Она зарделась, про себя радуясь тому, что в другой ситуации можно было счесть за комплимент. Он смотрел на нее с восхищением, и впервые она не была против такого внимания. И вдруг внутри у нее все оборвалось. То, что она выглядела моложе, означало, что она не выглядела на возраст, указанный в ее документах, и что она не сможет остаться. Она затаила дыхание, ожидая, скажет ли он еще что-то по этому поводу.
Он ничего не добавил, и она сменила тему.
– Где ты сейчас живешь?
– Где мой дом, ты имеешь в виду? – Он повернулся в ее сторону. – Я уже не знаю, где он. Я жил в «Y». Это общественный центр
[77], – добавил он, прежде чем Элла успела задать вопрос. – Там есть общежитие со множеством кроватей. Я давал там уроки рисования по вечерам, чтобы заработать себе на пропитание. Я – художник.
Это объясняло его изящные пальцы и острый, внимательный взгляд.
– Ну, по крайней мере, был им. Я изучал живопись в Карловом университете. Мои работы даже начинали выставлять в крупных галереях, – добавил он, настолько искренне, что это не прозвучало как бахвальство. – А когда началась война, я два года обитал в лесах, помогая подпольной организации документировать то, что делали немцы, и стараясь распространить эту информацию на запад. А потом я вернулся и увидел, что все разрушено. – По спине Эллы пробежал холодок. – Позже меня арестовали как политзаключенного. Мне повезло, – сказал он, хотя то, как он произнес это, говорило об обратном. – Я выжил в лагерях, потому что был достаточно силен, чтобы работать. – Было в его худобе что-то, что говорило красноречивее всяких слов о пережитом голоде. От ворота его рубашки к уху пробегал глубокий белый рубец. Она задалась вопросом, а сколько еще было шрамов на его теле, которые она не видела.
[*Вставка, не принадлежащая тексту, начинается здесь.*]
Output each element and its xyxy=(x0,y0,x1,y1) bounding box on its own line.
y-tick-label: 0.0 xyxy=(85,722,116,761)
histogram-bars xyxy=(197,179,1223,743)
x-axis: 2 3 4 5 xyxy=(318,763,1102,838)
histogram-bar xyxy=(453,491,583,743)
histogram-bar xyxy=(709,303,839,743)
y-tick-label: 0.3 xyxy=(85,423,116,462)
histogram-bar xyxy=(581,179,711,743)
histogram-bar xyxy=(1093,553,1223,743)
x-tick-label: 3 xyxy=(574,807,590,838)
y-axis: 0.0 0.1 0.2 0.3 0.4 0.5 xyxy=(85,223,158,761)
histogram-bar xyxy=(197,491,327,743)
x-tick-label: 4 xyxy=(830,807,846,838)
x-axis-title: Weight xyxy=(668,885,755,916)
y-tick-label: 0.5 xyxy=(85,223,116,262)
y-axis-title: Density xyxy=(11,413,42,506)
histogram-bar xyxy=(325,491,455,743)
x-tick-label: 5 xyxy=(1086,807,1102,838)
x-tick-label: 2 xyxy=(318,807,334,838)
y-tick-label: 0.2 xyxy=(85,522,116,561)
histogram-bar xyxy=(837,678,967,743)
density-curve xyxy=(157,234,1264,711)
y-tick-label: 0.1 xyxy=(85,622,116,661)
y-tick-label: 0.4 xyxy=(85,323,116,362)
Элла подняла стеклянную бутылку содовой, приятно холодившую руку. Она сделала глоток, незнакомое шипение так приятно защекотало нос, что она чихнула. Липкая кола выплеснулась через край ей на подбородок. Давид протянул платок. Затем, поняв, что у нее заняты руки, он промокнул им ее рот как-то бесцеремонно и в то же время именно так, как надо.
– Мне сейчас двадцать четыре. Я был совсем мальчиком, когда началась война.
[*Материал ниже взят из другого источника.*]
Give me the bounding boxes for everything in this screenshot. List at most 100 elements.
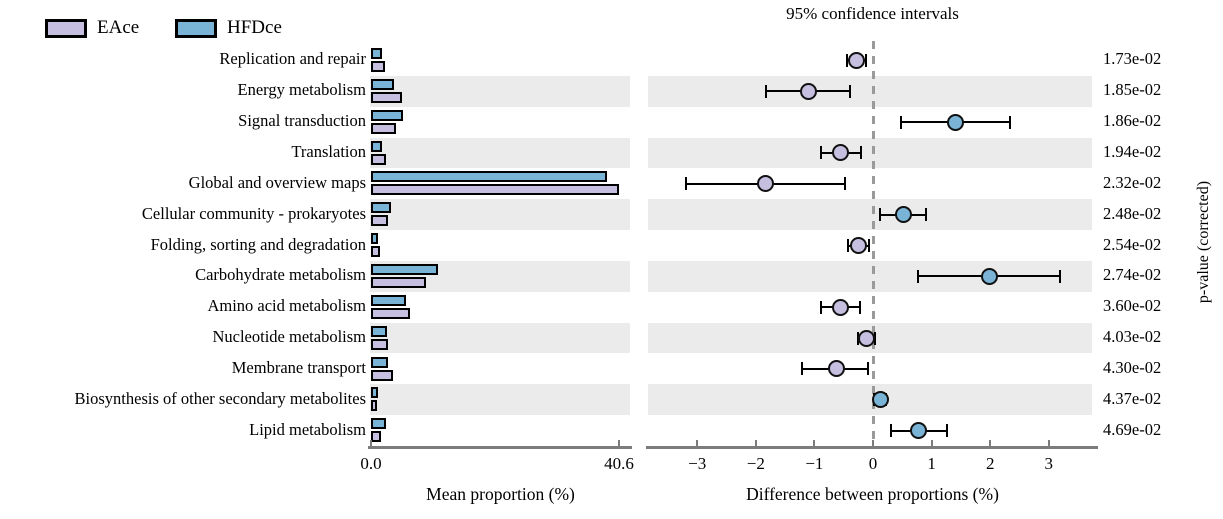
error-bar-cap-right [1058,269,1061,283]
bar-eace [371,122,397,134]
bar-eace [371,338,389,350]
bar-hfdce [371,418,387,430]
bar-eace [371,246,380,258]
error-bar-cap-left [820,300,823,314]
bar-eace [371,153,386,165]
error-bar-cap-right [843,177,846,191]
error-bar-cap-left [819,146,822,160]
pvalue-label: 2.74e-02 [1103,265,1162,285]
category-label: Carbohydrate metabolism [195,265,366,285]
category-label: Biosynthesis of other secondary metaboli… [74,388,366,408]
ci-marker [827,360,845,378]
left-axis-line [368,446,632,449]
bar-hfdce [371,294,406,306]
bar-hfdce [371,109,404,121]
error-bar-cap-right [849,84,852,98]
row-stripe [370,137,630,169]
bar-hfdce [371,233,379,245]
bar-eace [371,91,402,103]
left-axis-tick-label: 0.0 [360,454,382,473]
ci-marker [909,422,927,440]
left-axis-tick [618,440,620,446]
pvalue-label: 2.48e-02 [1103,203,1162,223]
error-bar-cap-left [917,269,920,283]
error-bar-cap-left [890,424,893,438]
row-stripe [648,75,1092,107]
ci-marker [946,113,964,131]
error-bar-cap-left [900,115,903,129]
ci-marker [848,51,866,69]
error-bar-cap-right [1009,115,1012,129]
left-axis-tick [370,440,372,446]
right-axis-tick [696,440,699,446]
row-stripe [370,199,630,231]
ci-marker [981,267,999,285]
bar-hfdce [371,325,387,337]
bar-hfdce [371,78,395,90]
bar-eace [371,400,378,412]
right-axis-tick [930,440,933,446]
error-bar-cap-right [864,53,867,67]
ci-marker [756,175,774,193]
right-axis-tick [872,440,874,446]
confidence-intervals-title: 95% confidence intervals [786,4,959,23]
right-axis-tick-label: −2 [746,454,765,473]
right-axis-tick [813,440,816,446]
right-axis-label: Difference between proportions (%) [746,484,999,504]
right-axis-tick-label: 0 [868,454,878,473]
pvalue-label: 1.86e-02 [1103,111,1162,131]
category-label: Cellular community - prokaryotes [141,203,366,223]
row-stripe [370,75,630,107]
error-bar-cap-left [685,177,688,191]
right-axis-tick-label: 3 [1044,454,1054,473]
category-label: Folding, sorting and degradation [150,234,366,254]
error-bar-cap-right [924,208,927,222]
right-axis-tick [754,440,757,446]
bar-hfdce [371,263,439,275]
error-bar-cap-right [867,239,870,253]
error-bar-cap-left [845,53,848,67]
pvalue-label: 1.85e-02 [1103,80,1162,100]
error-bar-cap-right [945,424,948,438]
bar-eace [371,61,386,72]
pvalue-label: 1.94e-02 [1103,141,1162,161]
ci-marker [871,391,889,409]
ci-marker [800,82,818,100]
category-label: Global and overview maps [188,172,366,192]
bar-eace [371,184,619,196]
error-bar-cap-left [879,208,882,222]
right-axis-line [646,446,1098,449]
row-stripe [648,199,1092,231]
bar-eace [371,215,389,227]
row-stripe [648,137,1092,169]
pvalue-label: 2.32e-02 [1103,172,1162,192]
category-label: Lipid metabolism [249,419,366,439]
error-bar-cap-left [764,84,767,98]
right-axis-tick-label: 1 [927,454,936,473]
row-stripe [648,384,1092,416]
ci-marker [832,144,850,162]
pvalue-label: 2.54e-02 [1103,234,1162,254]
legend-swatch-eace [45,19,87,38]
pvalue-label: 4.37e-02 [1103,388,1162,408]
zero-reference-line [872,41,875,446]
bar-hfdce [371,202,392,214]
bar-hfdce [371,140,382,152]
left-axis-tick-label: 40.6 [604,454,634,473]
error-bar-cap-left [846,239,849,253]
right-axis-tick-label: 2 [985,454,995,473]
bar-hfdce [371,171,607,183]
legend-swatch-hfdce [175,19,217,38]
bar-eace [371,307,411,319]
pvalue-label: 1.73e-02 [1103,49,1162,69]
error-bar-cap-left [800,362,803,376]
category-label: Replication and repair [219,49,366,69]
bar-hfdce [371,48,382,59]
error-bar-cap-right [866,362,869,376]
pvalue-label: 4.69e-02 [1103,419,1162,439]
ci-marker [832,298,850,316]
row-stripe [370,322,630,354]
bar-hfdce [371,356,389,368]
pvalue-label: 4.03e-02 [1103,327,1162,347]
Она кивнула. Шесть лет – это целая жизнь. Они выросли, зная лишь войну вместо школы, танцев и всяких других обыденных вещей. Но жизнь шла бок о бок с военными действиями. Как ее собственный мир мог быть другим, если война не была другой?
– Ты была рада приехать в Америку? – спросил он, снова переводя разговор на нее.
Элла обдумала вопрос. Она не хотела ехать одна. И не столько из-за долгого и опасного путешествия, сколько из-за папиного характера, столь же вспыльчивого и непредсказуемого, как и его смех. Мама умела сгладить его злобу и задобрить его, и не раз защищала Эллу от его гнева. Эллу пугало то, что она может столкнуться лицом к лицу с отцовской злостью, и ужасные воспоминания, поблекшие с годами, снова вернулись с прежней силой во время долгих ночей на океанском лайнере.
Но ей не нравилась и их ограниченная жизнь в Китае. Работы для женщин было мало, а возможностей выйти замуж – еще меньше. Взять того же Тома Шварцера, которого мама все предлагала Элле пригласить домой. В любом другом месте он бы считался уродливым и нескладным, но в шанхайской еврейской общине он был желанной добычей. Поэтому Элла была только рада подвернувшемуся шансу уехать. Но ее сердце разрывалось на части, когда она прощалась с мамой и Джозефом на причале. Элла не размышляла, сможет она это сделать или нет, – она была прагматиком. Она просто шла шаг за шагом, отдирая братика от своих ног и стараясь не слышать его плача, когда поднималась на борт.
Те первые несколько минут на палубе корабля оказались самыми тяжелыми. Но когда берег исчез из поля зрения и остался лишь ветер, развевающий ее волосы, Элла почувствовала такую свободу, какой не испытывала до этого никогда. Ее тут же накрыло чувство вины – как могла она так хорошо себя чувствовать, уезжая от тех, кого она любит?